Chairperson of the Ranaviru Seva Authority
- In office 18 February 2015 – 2018

Personal details
- Born: 1957 (age 68–69) Dematagoda, Sri Lanka
- Spouse: Sarath Fonseka

= Anoma Fonseka =

Sri Lankan politician

Anoma Indumathi Fonseka (née Munasinghe) is the wife of former commander of the Sri Lanka Army and politician, Field Marshal Sarath Fonseka. She is also the former outgoing president of Seva Vanitha Army Branch, a position she held from 2005 to 2009. She was appointed the chairperson of the Ranaviru Seva Authority by the new UNP in 2015.

== Early life==
Born in 1957, Fonseka was the youngest of the five siblings (two brothers and two sisters) in the business family of D.J. Munasinghe and Eugine. She studied at Gothami Balika Vidyalaya, Colombo, and is a trained pre-school teacher. She worked at the Visaka Nursery, Colombo, from 1990 to 2000. On April 29, 1979, she married Sarath Fonseka and had two daughters, Aparna and Apsara.

==Controversy==
Fonseka was a controversial figure in Sri Lankan politics after her husband's entrance to politics and subsequent prison sentence. With the help of forces that opposed the government, she criticised the court ruling against her husband and continued the struggle to free her husband. Despite the requests to make a formal appeal to President Mahinda Rajapaksa in order to release her husband, Fonseka repeatedly rejected to apologize on behalf of him.

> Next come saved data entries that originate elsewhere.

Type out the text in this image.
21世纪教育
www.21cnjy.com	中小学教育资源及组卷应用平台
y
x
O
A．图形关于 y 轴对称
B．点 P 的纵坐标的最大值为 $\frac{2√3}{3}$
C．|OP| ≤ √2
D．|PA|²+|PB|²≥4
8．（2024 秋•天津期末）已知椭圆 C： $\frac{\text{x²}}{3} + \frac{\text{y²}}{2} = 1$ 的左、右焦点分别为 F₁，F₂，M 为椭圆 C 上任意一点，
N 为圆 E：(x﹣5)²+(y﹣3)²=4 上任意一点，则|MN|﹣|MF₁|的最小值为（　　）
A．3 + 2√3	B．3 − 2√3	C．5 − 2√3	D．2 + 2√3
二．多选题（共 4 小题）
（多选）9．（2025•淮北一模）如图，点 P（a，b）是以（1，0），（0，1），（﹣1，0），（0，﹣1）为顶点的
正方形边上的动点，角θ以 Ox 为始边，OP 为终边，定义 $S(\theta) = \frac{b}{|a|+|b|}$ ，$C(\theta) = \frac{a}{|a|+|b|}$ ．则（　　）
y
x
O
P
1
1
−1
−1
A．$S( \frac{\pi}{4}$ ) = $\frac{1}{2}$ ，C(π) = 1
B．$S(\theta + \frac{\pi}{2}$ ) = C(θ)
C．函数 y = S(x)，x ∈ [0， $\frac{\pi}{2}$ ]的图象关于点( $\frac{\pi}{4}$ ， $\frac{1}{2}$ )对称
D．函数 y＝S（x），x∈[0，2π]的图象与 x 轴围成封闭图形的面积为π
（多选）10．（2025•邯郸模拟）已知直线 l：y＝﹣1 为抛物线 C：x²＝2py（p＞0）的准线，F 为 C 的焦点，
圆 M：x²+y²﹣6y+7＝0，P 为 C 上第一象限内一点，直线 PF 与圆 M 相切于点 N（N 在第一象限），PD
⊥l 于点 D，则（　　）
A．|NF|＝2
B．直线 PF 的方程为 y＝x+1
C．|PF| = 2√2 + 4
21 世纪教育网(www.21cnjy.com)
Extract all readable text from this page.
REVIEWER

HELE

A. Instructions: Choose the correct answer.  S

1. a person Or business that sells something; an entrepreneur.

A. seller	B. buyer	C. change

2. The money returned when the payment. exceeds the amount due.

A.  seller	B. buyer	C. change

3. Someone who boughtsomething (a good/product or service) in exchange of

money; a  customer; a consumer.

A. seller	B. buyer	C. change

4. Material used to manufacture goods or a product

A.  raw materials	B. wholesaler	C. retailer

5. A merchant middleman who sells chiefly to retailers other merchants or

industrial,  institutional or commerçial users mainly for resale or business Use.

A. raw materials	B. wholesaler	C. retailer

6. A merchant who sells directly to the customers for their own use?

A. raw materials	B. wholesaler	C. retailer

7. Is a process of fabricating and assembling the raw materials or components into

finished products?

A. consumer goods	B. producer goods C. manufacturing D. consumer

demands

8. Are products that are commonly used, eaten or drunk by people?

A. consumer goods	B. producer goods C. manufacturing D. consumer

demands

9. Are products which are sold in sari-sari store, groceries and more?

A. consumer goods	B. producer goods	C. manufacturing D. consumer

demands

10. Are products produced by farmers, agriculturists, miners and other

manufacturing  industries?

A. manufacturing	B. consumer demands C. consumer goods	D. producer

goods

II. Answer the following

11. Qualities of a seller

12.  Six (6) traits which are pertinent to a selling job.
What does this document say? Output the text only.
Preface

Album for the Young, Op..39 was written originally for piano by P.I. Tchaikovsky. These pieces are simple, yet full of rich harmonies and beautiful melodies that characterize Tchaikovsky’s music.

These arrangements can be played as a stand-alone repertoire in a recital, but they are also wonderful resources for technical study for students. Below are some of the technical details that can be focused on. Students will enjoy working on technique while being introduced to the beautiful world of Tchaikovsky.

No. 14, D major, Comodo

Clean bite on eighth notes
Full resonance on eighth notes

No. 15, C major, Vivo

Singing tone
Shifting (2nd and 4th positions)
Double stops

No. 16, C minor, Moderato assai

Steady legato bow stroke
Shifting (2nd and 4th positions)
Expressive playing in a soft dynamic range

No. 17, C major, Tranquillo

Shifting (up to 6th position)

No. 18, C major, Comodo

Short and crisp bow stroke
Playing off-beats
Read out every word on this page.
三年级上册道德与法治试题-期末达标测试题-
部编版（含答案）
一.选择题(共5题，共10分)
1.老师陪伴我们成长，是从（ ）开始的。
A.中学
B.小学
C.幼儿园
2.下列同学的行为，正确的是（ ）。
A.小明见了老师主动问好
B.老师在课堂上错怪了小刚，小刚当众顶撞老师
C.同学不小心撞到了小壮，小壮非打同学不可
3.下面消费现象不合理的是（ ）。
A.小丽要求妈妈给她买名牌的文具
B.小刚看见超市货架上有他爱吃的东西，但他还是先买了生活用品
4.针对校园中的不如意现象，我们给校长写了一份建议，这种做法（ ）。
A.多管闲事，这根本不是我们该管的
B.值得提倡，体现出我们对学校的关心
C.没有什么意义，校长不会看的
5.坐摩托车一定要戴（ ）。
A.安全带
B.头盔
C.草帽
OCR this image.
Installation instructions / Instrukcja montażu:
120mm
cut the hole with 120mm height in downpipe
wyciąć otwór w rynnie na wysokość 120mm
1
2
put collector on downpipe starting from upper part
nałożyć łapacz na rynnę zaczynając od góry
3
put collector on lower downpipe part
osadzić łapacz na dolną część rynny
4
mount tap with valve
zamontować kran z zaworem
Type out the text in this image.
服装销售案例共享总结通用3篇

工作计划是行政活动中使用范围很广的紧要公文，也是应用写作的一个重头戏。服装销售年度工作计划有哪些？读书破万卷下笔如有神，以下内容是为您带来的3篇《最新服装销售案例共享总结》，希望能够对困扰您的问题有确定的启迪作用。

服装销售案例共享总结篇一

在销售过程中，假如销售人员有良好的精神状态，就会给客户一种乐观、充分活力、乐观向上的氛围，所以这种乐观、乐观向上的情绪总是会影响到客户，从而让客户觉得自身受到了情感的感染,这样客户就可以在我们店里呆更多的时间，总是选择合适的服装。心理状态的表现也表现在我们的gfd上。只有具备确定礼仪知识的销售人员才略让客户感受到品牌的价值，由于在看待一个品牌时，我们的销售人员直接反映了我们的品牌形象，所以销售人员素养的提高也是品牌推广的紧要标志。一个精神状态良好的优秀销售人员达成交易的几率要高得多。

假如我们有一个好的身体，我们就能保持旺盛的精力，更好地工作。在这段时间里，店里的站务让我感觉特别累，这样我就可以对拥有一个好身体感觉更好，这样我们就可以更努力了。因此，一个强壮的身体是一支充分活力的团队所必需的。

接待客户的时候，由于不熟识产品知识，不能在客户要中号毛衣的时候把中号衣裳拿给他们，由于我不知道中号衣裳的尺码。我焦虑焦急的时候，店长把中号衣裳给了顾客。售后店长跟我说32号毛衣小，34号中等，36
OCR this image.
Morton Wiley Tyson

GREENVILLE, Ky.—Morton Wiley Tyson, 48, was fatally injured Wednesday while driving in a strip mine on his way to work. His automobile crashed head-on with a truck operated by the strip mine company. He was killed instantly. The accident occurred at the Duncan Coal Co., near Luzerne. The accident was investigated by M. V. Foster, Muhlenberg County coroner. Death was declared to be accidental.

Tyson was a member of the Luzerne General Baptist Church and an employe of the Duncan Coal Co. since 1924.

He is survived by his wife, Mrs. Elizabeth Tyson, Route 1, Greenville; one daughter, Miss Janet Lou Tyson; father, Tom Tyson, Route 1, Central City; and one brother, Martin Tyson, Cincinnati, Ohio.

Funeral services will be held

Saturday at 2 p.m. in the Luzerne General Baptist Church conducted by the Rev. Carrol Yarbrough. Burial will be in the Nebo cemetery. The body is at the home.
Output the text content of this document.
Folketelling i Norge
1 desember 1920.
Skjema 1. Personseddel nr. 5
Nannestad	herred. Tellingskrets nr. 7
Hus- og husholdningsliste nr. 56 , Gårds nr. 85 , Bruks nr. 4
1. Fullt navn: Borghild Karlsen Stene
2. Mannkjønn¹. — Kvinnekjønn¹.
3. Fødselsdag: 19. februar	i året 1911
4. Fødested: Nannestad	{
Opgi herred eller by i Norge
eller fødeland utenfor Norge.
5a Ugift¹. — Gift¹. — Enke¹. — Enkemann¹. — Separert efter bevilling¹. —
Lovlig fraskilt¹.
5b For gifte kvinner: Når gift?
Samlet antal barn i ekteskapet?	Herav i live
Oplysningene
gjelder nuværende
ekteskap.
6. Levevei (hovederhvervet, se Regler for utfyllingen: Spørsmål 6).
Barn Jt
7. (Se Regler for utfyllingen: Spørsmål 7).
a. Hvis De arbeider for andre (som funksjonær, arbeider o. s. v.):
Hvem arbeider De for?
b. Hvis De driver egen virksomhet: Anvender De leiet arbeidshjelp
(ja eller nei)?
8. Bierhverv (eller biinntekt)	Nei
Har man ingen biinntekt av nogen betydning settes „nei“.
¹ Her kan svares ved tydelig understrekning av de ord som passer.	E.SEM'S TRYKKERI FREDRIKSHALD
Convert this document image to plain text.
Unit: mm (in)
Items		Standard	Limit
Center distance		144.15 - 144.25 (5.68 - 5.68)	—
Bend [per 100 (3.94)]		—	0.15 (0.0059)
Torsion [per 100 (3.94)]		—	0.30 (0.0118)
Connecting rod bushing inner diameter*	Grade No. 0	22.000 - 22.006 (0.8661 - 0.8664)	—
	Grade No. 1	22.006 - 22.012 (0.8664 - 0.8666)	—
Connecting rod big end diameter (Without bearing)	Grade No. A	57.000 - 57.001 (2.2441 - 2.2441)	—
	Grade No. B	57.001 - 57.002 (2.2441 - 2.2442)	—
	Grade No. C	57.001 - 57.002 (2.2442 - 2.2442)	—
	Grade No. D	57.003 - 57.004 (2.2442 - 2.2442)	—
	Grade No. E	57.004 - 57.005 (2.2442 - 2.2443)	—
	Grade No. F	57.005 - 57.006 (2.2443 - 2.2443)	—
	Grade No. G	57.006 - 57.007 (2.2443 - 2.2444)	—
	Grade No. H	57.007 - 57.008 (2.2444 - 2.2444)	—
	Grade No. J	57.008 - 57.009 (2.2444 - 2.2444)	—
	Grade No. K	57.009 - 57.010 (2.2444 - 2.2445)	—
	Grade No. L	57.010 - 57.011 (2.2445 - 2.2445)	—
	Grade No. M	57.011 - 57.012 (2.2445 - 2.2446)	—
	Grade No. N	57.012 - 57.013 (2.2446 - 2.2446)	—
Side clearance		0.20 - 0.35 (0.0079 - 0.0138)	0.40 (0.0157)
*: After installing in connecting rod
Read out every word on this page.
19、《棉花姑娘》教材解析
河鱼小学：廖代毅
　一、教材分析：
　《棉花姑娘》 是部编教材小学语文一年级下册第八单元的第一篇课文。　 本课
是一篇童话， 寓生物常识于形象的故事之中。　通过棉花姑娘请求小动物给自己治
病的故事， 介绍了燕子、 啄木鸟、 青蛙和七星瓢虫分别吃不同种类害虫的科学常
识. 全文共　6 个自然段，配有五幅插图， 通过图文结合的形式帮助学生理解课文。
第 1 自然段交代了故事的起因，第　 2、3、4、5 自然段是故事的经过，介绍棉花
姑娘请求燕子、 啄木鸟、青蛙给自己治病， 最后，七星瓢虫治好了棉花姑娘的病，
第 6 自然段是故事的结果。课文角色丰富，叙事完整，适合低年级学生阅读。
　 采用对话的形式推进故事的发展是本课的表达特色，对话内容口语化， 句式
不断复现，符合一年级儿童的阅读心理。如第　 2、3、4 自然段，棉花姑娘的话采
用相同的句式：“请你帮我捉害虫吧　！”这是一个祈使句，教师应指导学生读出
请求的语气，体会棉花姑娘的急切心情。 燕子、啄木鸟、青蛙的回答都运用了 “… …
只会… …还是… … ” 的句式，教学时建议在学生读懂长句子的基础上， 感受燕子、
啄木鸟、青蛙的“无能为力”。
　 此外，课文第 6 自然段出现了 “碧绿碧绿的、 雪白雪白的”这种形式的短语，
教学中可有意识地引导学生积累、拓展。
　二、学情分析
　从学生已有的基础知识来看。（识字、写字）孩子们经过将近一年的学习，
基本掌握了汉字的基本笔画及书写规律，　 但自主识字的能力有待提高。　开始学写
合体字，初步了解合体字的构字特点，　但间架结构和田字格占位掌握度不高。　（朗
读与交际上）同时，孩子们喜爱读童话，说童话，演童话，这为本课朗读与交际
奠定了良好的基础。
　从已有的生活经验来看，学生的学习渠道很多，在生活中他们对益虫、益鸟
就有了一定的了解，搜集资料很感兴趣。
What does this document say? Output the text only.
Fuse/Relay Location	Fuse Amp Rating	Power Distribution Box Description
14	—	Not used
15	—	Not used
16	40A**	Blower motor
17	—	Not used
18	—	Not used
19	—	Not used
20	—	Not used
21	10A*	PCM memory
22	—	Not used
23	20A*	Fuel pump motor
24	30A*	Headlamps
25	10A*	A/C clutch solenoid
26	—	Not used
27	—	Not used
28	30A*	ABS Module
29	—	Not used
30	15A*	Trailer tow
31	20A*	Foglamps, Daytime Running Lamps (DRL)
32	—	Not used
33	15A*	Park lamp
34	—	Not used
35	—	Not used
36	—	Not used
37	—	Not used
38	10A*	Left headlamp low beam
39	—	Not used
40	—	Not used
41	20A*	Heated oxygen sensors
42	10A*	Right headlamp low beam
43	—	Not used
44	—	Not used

On March 16, 2012, Fonseka met President Mahinda Rajapaksa at the residence of Democratic National Alliance MP Tiran Alles which was a decisive meeting for the release of Sarath Fonseka from prison. On February 2, 2011, she formed the "Anoma Fonseka Foundation". It was said that the foundation was not involved in any political work, but social causes to help the underprivileged.

==Honours==
On August 25, 2007, Anoma Fonseka was honoured with the title of Shasanamamaka Deshabhimani Diriya Maatha by Sabaragamuwa Amarapura Siri Saddhammawansa Maha Nikaye Eknaligoda as a tribute for her service to the nation as the president of the Army Seva Vanitha Unit.